Ahhh, October. That wondrous month. The colorful beauty of nature, the breeze in the air, the children jumping in leaves, the cinnamon and nutmeg...
Well, in some places.
In southern Arizona, and perhaps a few other states, October is more of a pretend-wondrous month. The temperatures do cool down, a little. Breezes do begin to blow, occasionally. But in most ways, we Arizonans have to work HARD to make October the month that it SHOULD BE. We determinedly pull out our boots and jeans and decide that -- sweat or no sweat -- we WILL wear them. We order HOT pumpkin lattes, because it SHOULD be cool outside. We drive 45 minutes across town to the pumpkin farm, so that we, like our Facebook friends, can be surrounded by red, yellow and orange things. We pay a ton of money to let our children roll around in dried corn kernels so that we can convince ourselves that it IS indeed FALL.

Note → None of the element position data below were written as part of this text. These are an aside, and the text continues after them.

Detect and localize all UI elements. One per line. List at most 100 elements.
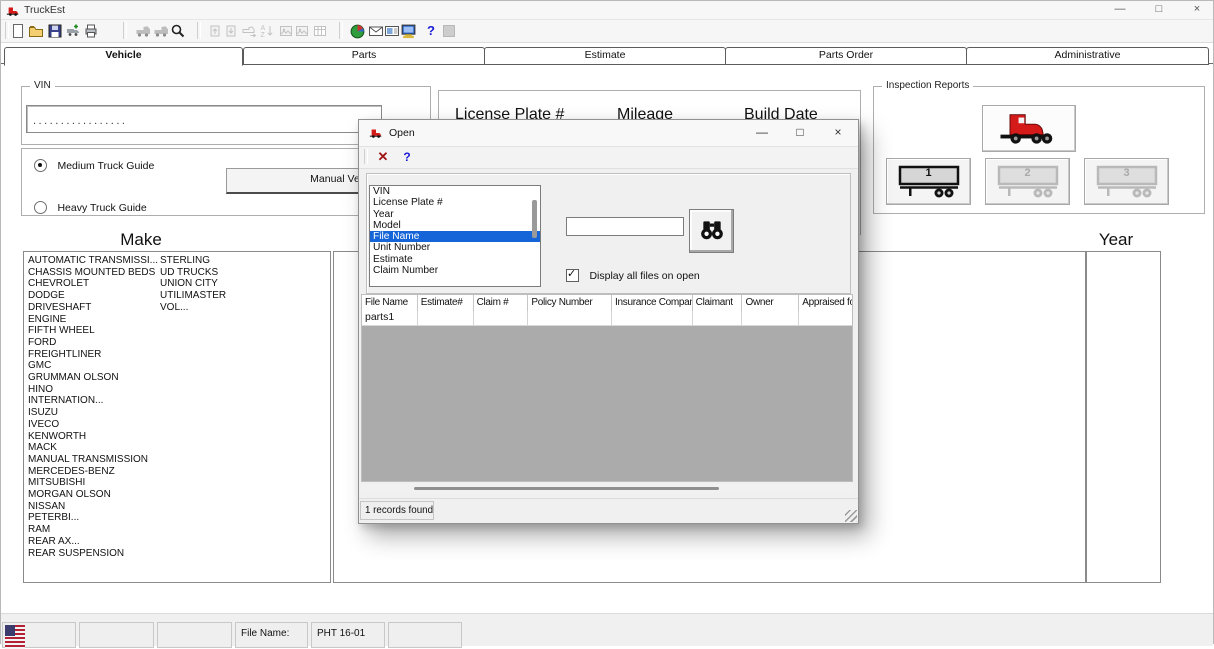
heavy-truck-guide-radio[interactable] (34, 201, 47, 214)
year-list[interactable] (1086, 251, 1161, 583)
search-field-option[interactable]: Model (370, 220, 540, 231)
make-list-item[interactable]: HINO (28, 384, 158, 396)
search-field-option-selected[interactable]: File Name (370, 231, 540, 242)
column-header[interactable]: Estimate# (418, 295, 474, 311)
find-button[interactable] (689, 209, 734, 253)
make-list-item[interactable]: VOL... (160, 302, 226, 314)
trailer-2-inspection-button[interactable]: 2 (985, 158, 1070, 205)
workstation-button[interactable] (399, 22, 417, 40)
page-down-button[interactable] (222, 22, 240, 40)
tab-estimate[interactable]: Estimate (484, 47, 726, 65)
tab-parts[interactable]: Parts (243, 47, 485, 65)
minimize-button[interactable]: — (1105, 1, 1135, 19)
truck-detail-button[interactable] (152, 22, 170, 40)
make-list-item[interactable]: KENWORTH (28, 431, 158, 443)
vin-input[interactable] (26, 105, 382, 133)
search-field-option[interactable]: Estimate (370, 254, 540, 265)
transfer-vehicle-button[interactable] (240, 22, 258, 40)
make-list-item[interactable]: MERCEDES-BENZ (28, 466, 158, 478)
print-button[interactable] (82, 22, 100, 40)
sort-az-icon: AZ (259, 23, 275, 39)
dialog-cancel-tool-button[interactable]: ✕ (373, 148, 393, 166)
make-list-item[interactable]: UNION CITY (160, 278, 226, 290)
totals-button[interactable] (348, 22, 366, 40)
table-row[interactable]: parts1 (362, 311, 852, 326)
status-panel (79, 622, 154, 648)
make-list-item[interactable]: DRIVESHAFT (28, 302, 158, 314)
column-header[interactable]: Claim # (474, 295, 529, 311)
trailer-1-inspection-button[interactable]: 1 (886, 158, 971, 205)
results-table[interactable]: File Name Estimate# Claim # Policy Numbe… (361, 294, 853, 482)
search-field-option[interactable]: License Plate # (370, 197, 540, 208)
make-list-item[interactable]: CHASSIS MOUNTED BEDS (28, 267, 158, 279)
tab-administrative[interactable]: Administrative (966, 47, 1209, 65)
make-list-item[interactable]: MORGAN OLSON (28, 489, 158, 501)
make-list-item[interactable]: REAR AX... (28, 536, 158, 548)
make-list-item[interactable]: GRUMMAN OLSON (28, 372, 158, 384)
scrollbar-thumb[interactable] (414, 487, 719, 490)
new-file-button[interactable] (9, 22, 27, 40)
column-header[interactable]: Policy Number (528, 295, 612, 311)
import-vehicle-button[interactable] (64, 22, 82, 40)
make-list-item[interactable]: NISSAN (28, 501, 158, 513)
dialog-minimize-button[interactable]: — (749, 124, 775, 142)
zoom-button[interactable] (169, 22, 187, 40)
make-list-item[interactable]: MITSUBISHI (28, 477, 158, 489)
dialog-close-button[interactable]: × (825, 124, 851, 142)
make-list-item[interactable]: FREIGHTLINER (28, 349, 158, 361)
list-scrollbar-thumb[interactable] (532, 200, 537, 238)
search-field-list[interactable]: VIN License Plate # Year Model File Name… (369, 185, 541, 287)
help-button[interactable]: ? (422, 22, 440, 40)
column-header[interactable]: File Name (362, 295, 418, 311)
search-field-option[interactable]: Unit Number (370, 242, 540, 253)
display-all-files-checkbox[interactable] (566, 269, 579, 282)
make-list-item[interactable]: FIFTH WHEEL (28, 325, 158, 337)
search-field-option[interactable]: Year (370, 209, 540, 220)
tractor-inspection-button[interactable] (982, 105, 1076, 152)
sort-button[interactable]: AZ (258, 22, 276, 40)
make-list-item[interactable]: ENGINE (28, 314, 158, 326)
make-list-item[interactable]: GMC (28, 360, 158, 372)
trailer-3-inspection-button[interactable]: 3 (1084, 158, 1169, 205)
make-list-item[interactable]: CHEVROLET (28, 278, 158, 290)
make-list-item[interactable]: IVECO (28, 419, 158, 431)
make-list-item[interactable]: PETERBI... (28, 512, 158, 524)
disabled-tool-button[interactable] (440, 22, 458, 40)
make-list[interactable]: AUTOMATIC TRANSMISSI...CHASSIS MOUNTED B… (23, 251, 331, 583)
dialog-maximize-button[interactable]: □ (787, 124, 813, 142)
make-list-item[interactable]: UTILIMASTER (160, 290, 226, 302)
close-button[interactable]: × (1182, 1, 1212, 19)
grid-view-button[interactable] (311, 22, 329, 40)
tab-parts-order[interactable]: Parts Order (725, 47, 967, 65)
search-field-option[interactable]: VIN (370, 186, 540, 197)
make-list-item[interactable]: FORD (28, 337, 158, 349)
toolbar-separator (197, 22, 201, 39)
truck-lookup-button[interactable] (134, 22, 152, 40)
image-edit-button[interactable] (293, 22, 311, 40)
resize-grip[interactable] (845, 510, 857, 522)
open-file-button[interactable] (27, 22, 45, 40)
column-header[interactable]: Insurance Company (612, 295, 693, 311)
make-list-item[interactable]: STERLING (160, 255, 226, 267)
restore-button[interactable]: □ (1144, 1, 1174, 19)
make-list-item[interactable]: RAM (28, 524, 158, 536)
column-header[interactable]: Claimant (693, 295, 743, 311)
make-list-item[interactable]: AUTOMATIC TRANSMISSI... (28, 255, 158, 267)
make-list-item[interactable]: DODGE (28, 290, 158, 302)
medium-truck-guide-radio[interactable] (34, 159, 47, 172)
column-header[interactable]: Appraised fo (799, 295, 852, 311)
search-field-option[interactable]: Claim Number (370, 265, 540, 276)
make-list-item[interactable]: INTERNATION... (28, 395, 158, 407)
tab-vehicle[interactable]: Vehicle (4, 47, 243, 66)
search-value-input[interactable] (566, 217, 684, 236)
make-list-item[interactable]: MACK (28, 442, 158, 454)
toolbar-separator (364, 149, 368, 164)
make-list-item[interactable]: UD TRUCKS (160, 267, 226, 279)
make-list-item[interactable]: REAR SUSPENSION (28, 548, 158, 560)
dialog-help-tool-button[interactable]: ? (397, 148, 417, 166)
make-list-item[interactable]: MANUAL TRANSMISSION (28, 454, 158, 466)
save-button[interactable] (46, 22, 64, 40)
table-horizontal-scrollbar[interactable] (361, 484, 853, 493)
make-list-item[interactable]: ISUZU (28, 407, 158, 419)
column-header[interactable]: Owner (742, 295, 799, 311)
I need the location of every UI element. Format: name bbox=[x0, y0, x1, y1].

And, in our most desperate act of festive denial, we brave the corn maze. We surround ourselves and our families with 10-foot cornstalks, and, one way or another, we find our way out. This guarantees that -- for at least an hour -- we will be immersed in and surrounded by obvious evidence of the blessed harvest season.
BUT the corn maze also presents some risks, and some challenges. Parents desiring to make this October the best pretend-wondrous ever, should consider a few things before taking even one step over the corn-filled threshold:
1. Strongly encourage (FORCE) all of your children to use the bathroom before entering.
2. If one of your children claims -- perhaps after viewing or smelling the available outdoor accommodations -- that he doesn't have to go, MAKE HIM GO ANYWAY. This is especially important if the child has complained about ANY kind of stomach discomfort.
3. Suggestions #1 and #2 are key. Read them again. If you are still not convinced, continue.
4. Sometimes, children don't realize they have to go until you are in the middle of a convoluted corn maze.
5. Sometimes, it doesn't matter how hard they try, or how many years they have been potty trained. It might have something to do with the caramel apple, or the cotton candy, or the fluorescent sno-cone that she just devoured. Whatever the reason, sometimes, children just can NOT "hold it."
6. Corn husks do not make good wet wipes.
7. Finding your way out of a corn maze is difficult enough, but when you are holding little socks and underwear by two fingers and trying to soothe an embarrassed child at the same time, it is almost impossible. (Bright side: people will tend to move out of your way quickly when they see or smell you coming.)
8. Pumpkin farms don't always (ever?) sell clothing.
9. Petting zoo attendants don't like it when you use their hand washing sinks for your dirty laundry. But remember the state of the bathroom facilities? You use them anyway.
10. Children do not like to wear soaking wet clothing. They tend to scream when made to do so, especially in the cool fall air. But "naked" isn't an option at pumpkin farms.
11. When you are walking with your screaming, wet child, and sweating in your jeans and boots, and drinking your HOT pumpkin latte that made you feel harvest-y, the orange, brown, and yellow decorated parking lot will be a WHOLE LOT farther away than you remember.
Take it from me.
So follow suggestions #1 and #2 and have a festive, wondrous and clean October!